Wood: What comes next in this process? You said it’s the kickoff of what could be a long set of conversations.
Scott: I would say it’s not the beginning of the end, it’s the end of the beginning. By the end of this year, we’ll see more thought-out proposals that may look like laws or bills that will then lead to about two-ish years of horse trading and lobbying both between EU institutions and the companies involved. Then I would suggest maybe in 2023, at the earliest, we might get laws on the books. I’ve been doing this for a long time now, and just because you’re proposing something doesn’t mean it will come to pass. Therefore, my skepticism would be for all the high talk of AI rules and data pools and all these other things. The proof is in the pudding. Right now, Europe needs to really show us that it can do this, not just tell us.
Related links: More insight from Molly Wood
I want to note one thing about the plan to make it easier for companies to share data about EU citizens across countries without having to go through Facebook or Google. It seems like that could get challenging, given the EU’s strong privacy protections. We’ll see how they navigate that little scamper across the hot coals.
Here’s what I’m also watching in tech today:
Yesterday, I mentioned I’d be watching the Justice Department event about Section 230. The headline was U.S. Attorney General Bill Barr said that he hadn’t exactly made up his mind about whether to get rid of the 26-word statute that says internet platforms aren’t liable for the legal content their users post. He did say, however, that it was probably due for an overhaul.
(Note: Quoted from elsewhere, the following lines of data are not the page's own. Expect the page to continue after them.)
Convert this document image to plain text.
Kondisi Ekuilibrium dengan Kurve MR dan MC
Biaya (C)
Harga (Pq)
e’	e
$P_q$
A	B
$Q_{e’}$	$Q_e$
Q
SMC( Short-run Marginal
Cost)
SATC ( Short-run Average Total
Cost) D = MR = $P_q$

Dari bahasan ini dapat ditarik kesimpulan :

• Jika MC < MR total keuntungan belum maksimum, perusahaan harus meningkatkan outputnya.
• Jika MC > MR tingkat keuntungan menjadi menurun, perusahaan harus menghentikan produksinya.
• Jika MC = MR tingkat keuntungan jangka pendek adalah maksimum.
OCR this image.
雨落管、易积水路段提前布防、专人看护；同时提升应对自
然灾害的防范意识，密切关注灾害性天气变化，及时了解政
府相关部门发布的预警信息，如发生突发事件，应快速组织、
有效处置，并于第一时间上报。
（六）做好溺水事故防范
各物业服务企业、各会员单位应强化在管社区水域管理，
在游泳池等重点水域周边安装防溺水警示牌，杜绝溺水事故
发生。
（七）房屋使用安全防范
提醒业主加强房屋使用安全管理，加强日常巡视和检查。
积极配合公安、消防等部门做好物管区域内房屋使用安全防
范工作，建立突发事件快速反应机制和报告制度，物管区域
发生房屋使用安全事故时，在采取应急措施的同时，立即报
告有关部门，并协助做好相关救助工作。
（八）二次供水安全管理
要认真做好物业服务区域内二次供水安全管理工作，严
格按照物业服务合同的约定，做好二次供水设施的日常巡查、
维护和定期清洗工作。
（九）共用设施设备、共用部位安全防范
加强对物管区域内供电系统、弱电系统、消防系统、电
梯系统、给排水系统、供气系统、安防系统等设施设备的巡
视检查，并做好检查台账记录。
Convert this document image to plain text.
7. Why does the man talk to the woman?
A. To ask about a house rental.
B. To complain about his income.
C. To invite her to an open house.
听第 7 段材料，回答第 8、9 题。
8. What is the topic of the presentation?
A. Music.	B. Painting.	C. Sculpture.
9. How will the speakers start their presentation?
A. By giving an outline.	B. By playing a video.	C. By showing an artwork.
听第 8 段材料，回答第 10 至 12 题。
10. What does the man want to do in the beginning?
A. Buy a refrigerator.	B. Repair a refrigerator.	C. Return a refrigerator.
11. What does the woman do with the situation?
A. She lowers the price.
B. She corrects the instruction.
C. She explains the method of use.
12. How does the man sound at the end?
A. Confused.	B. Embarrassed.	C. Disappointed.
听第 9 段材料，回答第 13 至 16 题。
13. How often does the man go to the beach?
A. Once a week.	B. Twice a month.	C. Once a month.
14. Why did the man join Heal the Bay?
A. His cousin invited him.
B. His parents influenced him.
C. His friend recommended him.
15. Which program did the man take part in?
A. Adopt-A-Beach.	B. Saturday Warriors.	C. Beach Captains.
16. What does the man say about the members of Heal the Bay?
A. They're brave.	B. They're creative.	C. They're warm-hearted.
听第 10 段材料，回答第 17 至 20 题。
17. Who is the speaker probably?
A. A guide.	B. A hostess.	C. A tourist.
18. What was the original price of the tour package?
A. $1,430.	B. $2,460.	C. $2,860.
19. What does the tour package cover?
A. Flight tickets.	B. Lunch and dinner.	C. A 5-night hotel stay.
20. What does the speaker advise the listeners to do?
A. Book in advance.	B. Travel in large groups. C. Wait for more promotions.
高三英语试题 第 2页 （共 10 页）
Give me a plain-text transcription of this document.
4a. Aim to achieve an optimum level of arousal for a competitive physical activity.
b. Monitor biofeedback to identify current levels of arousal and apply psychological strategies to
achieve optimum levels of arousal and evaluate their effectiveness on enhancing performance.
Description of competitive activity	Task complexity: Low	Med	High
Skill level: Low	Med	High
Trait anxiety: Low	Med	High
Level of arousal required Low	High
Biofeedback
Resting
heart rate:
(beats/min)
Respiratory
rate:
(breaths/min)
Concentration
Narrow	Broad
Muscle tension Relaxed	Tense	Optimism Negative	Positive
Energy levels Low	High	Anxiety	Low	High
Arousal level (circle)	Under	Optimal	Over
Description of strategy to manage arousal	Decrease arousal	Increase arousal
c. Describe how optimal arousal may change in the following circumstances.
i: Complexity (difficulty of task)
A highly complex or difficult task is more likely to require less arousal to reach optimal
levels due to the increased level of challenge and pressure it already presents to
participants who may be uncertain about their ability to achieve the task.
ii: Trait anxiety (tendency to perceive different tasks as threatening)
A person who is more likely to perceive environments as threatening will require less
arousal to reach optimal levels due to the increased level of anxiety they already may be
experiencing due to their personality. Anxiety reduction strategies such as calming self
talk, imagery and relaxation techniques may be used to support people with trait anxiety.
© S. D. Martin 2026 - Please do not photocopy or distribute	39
Interestingly, Mark Zuckerberg has been singing like a friendly, harmless bird in Brussels this week about how Facebook would totally welcome new regulations on AI or facial recognition, and even how it’s willing to pay more taxes. He even suggested that maybe there’s a middle ground around Section 230 that Facebook would be happy to help shape. There’s a piece in TechDirt about how, in some ways, Section 230 is the only thing that lets competition to Facebook crop up online. Letting the company suggest ways to fix it means it would likley suggest fixes that only Facebook — and maybe Google — had the means to accomplish.
Elsewhere in tech, Apple sent a cease-and-desist letter to a former employee who published a book in Germany called “App Store Confidential.” The company said it revealed business secrets, but early readers of the German-only book said it’s mostly just boring work stories.
Finally, two pieces of news about Uber. One, the company laid off 80 customer support employees in Los Angeles and closed that office altogether, according to the Los Angeles Times. The ride-share company also rolled out a new customer support feature today, described in The Verge, that lets riders report nonemergency safety issues, like bad driving, texting or weed smell, or what I would use it for, near-fatal levels of cologne.